WFI: President Obama Should Denounce His Labor Board’s Complaint Against Boeing While In Iowa

Workforce Fairness Institute 
June 28, 2011
President Obama is in Davenport, Iowa today to discuss jobs and see firsthand the economic impact the Alcoa manufacturing plant is having on the region.  The manufacturing facility is a supplier for Boeing that makes high-tech alloys and wings.
Isn’t it ironic that the President is visiting a supplier of Boeing in the right-to-work state of Iowa while his National Labor Relations Board sues Boeing for building a manufacturing plant in the right-to-work state of South Carolina? President Obama, who appointed the NLRB acting general counsel responsible for filing the complaint against Boeing, is suffering from a credibility problem when it comes to talking about jobs and the economy. If NLRB Acting General Counsel Lafe Solomon has his way, South Carolina will lose jobs in already terrible economy, which will also impact its suppliers like Alcoa in Iowa.
Alcoa employs 2,000 workers and generated $800 million in revenue last year. They are an engine for economic growth in the state.
During his remarks in Iowa, the President said that he wants key manufacturing products such as wind and turbines to bear the proud stamp “Made in America.”  However, he continues to deliver “payback” to Big Labor for past political support by appointing labor radicals to agencies focused on implementing their agenda via regulations and rulemaking. This sort of action will prevent key manufacturing products from bearing this slogan.
President Obama is yet to denounce his labor board’s attack on right-to-work laws and their job-killing policies. Workers are waiting to hear if he supports the unprecedented action the NLRB is taking against Boeing.  And his visit to Davenport today provides him with an excellent opportunity to let the American people know where he stands.
John Bryson, who was nominated by the President to sever as Secretary of Commerce saidduring his confirmation hearing that the NLRB was not using the “right judgment” and “never thought for example of putting those jobs outside the U.S.” Mr. Bryson was a member of Boeing board when they made the decision to locate a manufacturing plant in South Carolina.

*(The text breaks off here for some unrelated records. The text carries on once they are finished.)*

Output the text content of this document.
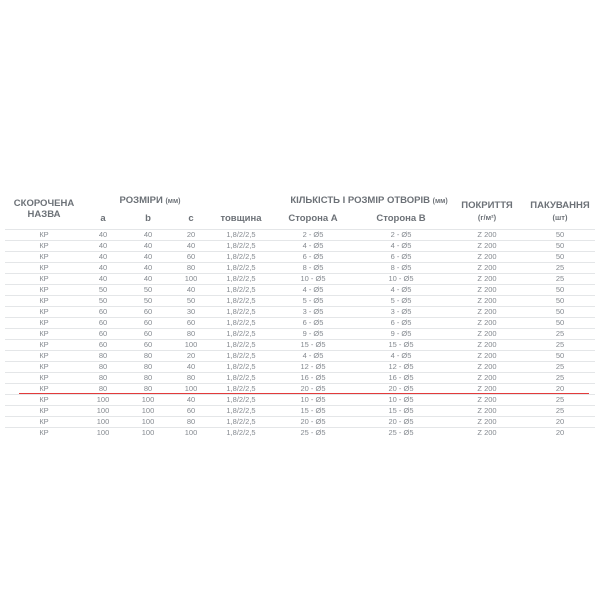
СКОРОЧЕНА
НАЗВА
РОЗМІРИ (мм)
a	b	c	товщина
КІЛЬКІСТЬ І РОЗМІР ОТВОРІВ (мм)
Сторона А	Сторона В
ПОКРИТТЯ
(г/м²)
ПАКУВАННЯ
(шт)
КР	40	40	20	1,8/2/2,5	2 - Ø5	2 - Ø5	Z 200	50
КР	40	40	40	1,8/2/2,5	4 - Ø5	4 - Ø5	Z 200	50
КР	40	40	60	1,8/2/2,5	6 - Ø5	6 - Ø5	Z 200	50
КР	40	40	80	1,8/2/2,5	8 - Ø5	8 - Ø5	Z 200	25
КР	40	40	100	1,8/2/2,5	10 - Ø5	10 - Ø5	Z 200	25
КР	50	50	40	1,8/2/2,5	4 - Ø5	4 - Ø5	Z 200	50
КР	50	50	50	1,8/2/2,5	5 - Ø5	5 - Ø5	Z 200	50
КР	60	60	30	1,8/2/2,5	3 - Ø5	3 - Ø5	Z 200	50
КР	60	60	60	1,8/2/2,5	6 - Ø5	6 - Ø5	Z 200	50
КР	60	60	80	1,8/2/2,5	9 - Ø5	9 - Ø5	Z 200	25
КР	60	60	100	1,8/2/2,5	15 - Ø5	15 - Ø5	Z 200	25
КР	80	80	20	1,8/2/2,5	4 - Ø5	4 - Ø5	Z 200	50
КР	80	80	40	1,8/2/2,5	12 - Ø5	12 - Ø5	Z 200	25
КР	80	80	80	1,8/2/2,5	16 - Ø5	16 - Ø5	Z 200	25
КР	80	80	100	1,8/2/2,5	20 - Ø5	20 - Ø5	Z 200	20
КР	100	100	40	1,8/2/2,5	10 - Ø5	10 - Ø5	Z 200	25
КР	100	100	60	1,8/2/2,5	15 - Ø5	15 - Ø5	Z 200	25
КР	100	100	80	1,8/2/2,5	20 - Ø5	20 - Ø5	Z 200	20
КР	100	100	100	1,8/2/2,5	25 - Ø5	25 - Ø5	Z 200	20
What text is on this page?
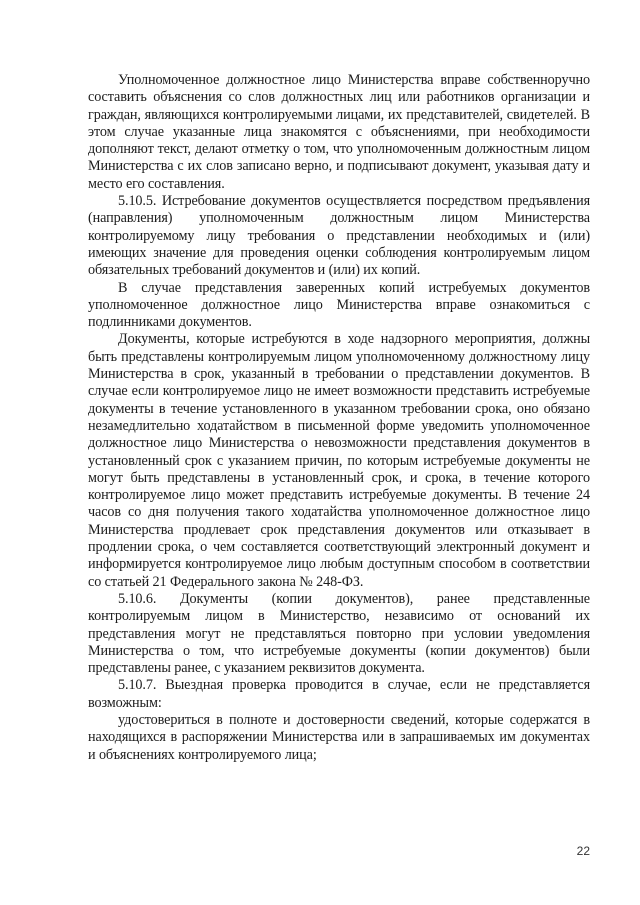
Уполномоченное должностное лицо Министерства вправе собственноручно составить объяснения со слов должностных лиц или работников организации и граждан, являющихся контролируемыми лицами, их представителей, свидетелей. В этом случае указанные лица знакомятся с объяснениями, при необходимости дополняют текст, делают отметку о том, что уполномоченным должностным лицом Министерства с их слов записано верно, и подписывают документ, указывая дату и место его составления.

5.10.5. Истребование документов осуществляется посредством предъявления (направления) уполномоченным должностным лицом Министерства контролируемому лицу требования о представлении необходимых и (или) имеющих значение для проведения оценки соблюдения контролируемым лицом обязательных требований документов и (или) их копий.

В случае представления заверенных копий истребуемых документов уполномоченное должностное лицо Министерства вправе ознакомиться с подлинниками документов.

Документы, которые истребуются в ходе надзорного мероприятия, должны быть представлены контролируемым лицом уполномоченному должностному лицу Министерства в срок, указанный в требовании о представлении документов. В случае если контролируемое лицо не имеет возможности представить истребуемые документы в течение установленного в указанном требовании срока, оно обязано незамедлительно ходатайством в письменной форме уведомить уполномоченное должностное лицо Министерства о невозможности представления документов в установленный срок с указанием причин, по которым истребуемые документы не могут быть представлены в установленный срок, и срока, в течение которого контролируемое лицо может представить истребуемые документы. В течение 24 часов со дня получения такого ходатайства уполномоченное должностное лицо Министерства продлевает срок представления документов или отказывает в продлении срока, о чем составляется соответствующий электронный документ и информируется контролируемое лицо любым доступным способом в соответствии со статьей 21 Федерального закона № 248-ФЗ.

5.10.6. Документы (копии документов), ранее представленные контролируемым лицом в Министерство, независимо от оснований их представления могут не представляться повторно при условии уведомления Министерства о том, что истребуемые документы (копии документов) были представлены ранее, с указанием реквизитов документа.

5.10.7. Выездная проверка проводится в случае, если не представляется возможным:

удостовериться в полноте и достоверности сведений, которые содержатся в находящихся в распоряжении Министерства или в запрашиваемых им документах и объяснениях контролируемого лица;

22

During his weekly address last week, President Obama spoke of strengthening America by investing at home.  Should the NLRB have its way, the next time a major American company looks to open a new manufacturing facility they may turn to China or India, not Iowa or South Carolina.
Mr. President, you can’t have it both ways.  It’s time for you to let the American people know if you support the unprecedented action being taken by your NLRB. If you continue to stand on the sidelines while your labor board threatens employees and employers, then it will be easy to conclude that you stand with Big Labor’s radical agenda instead of job creators.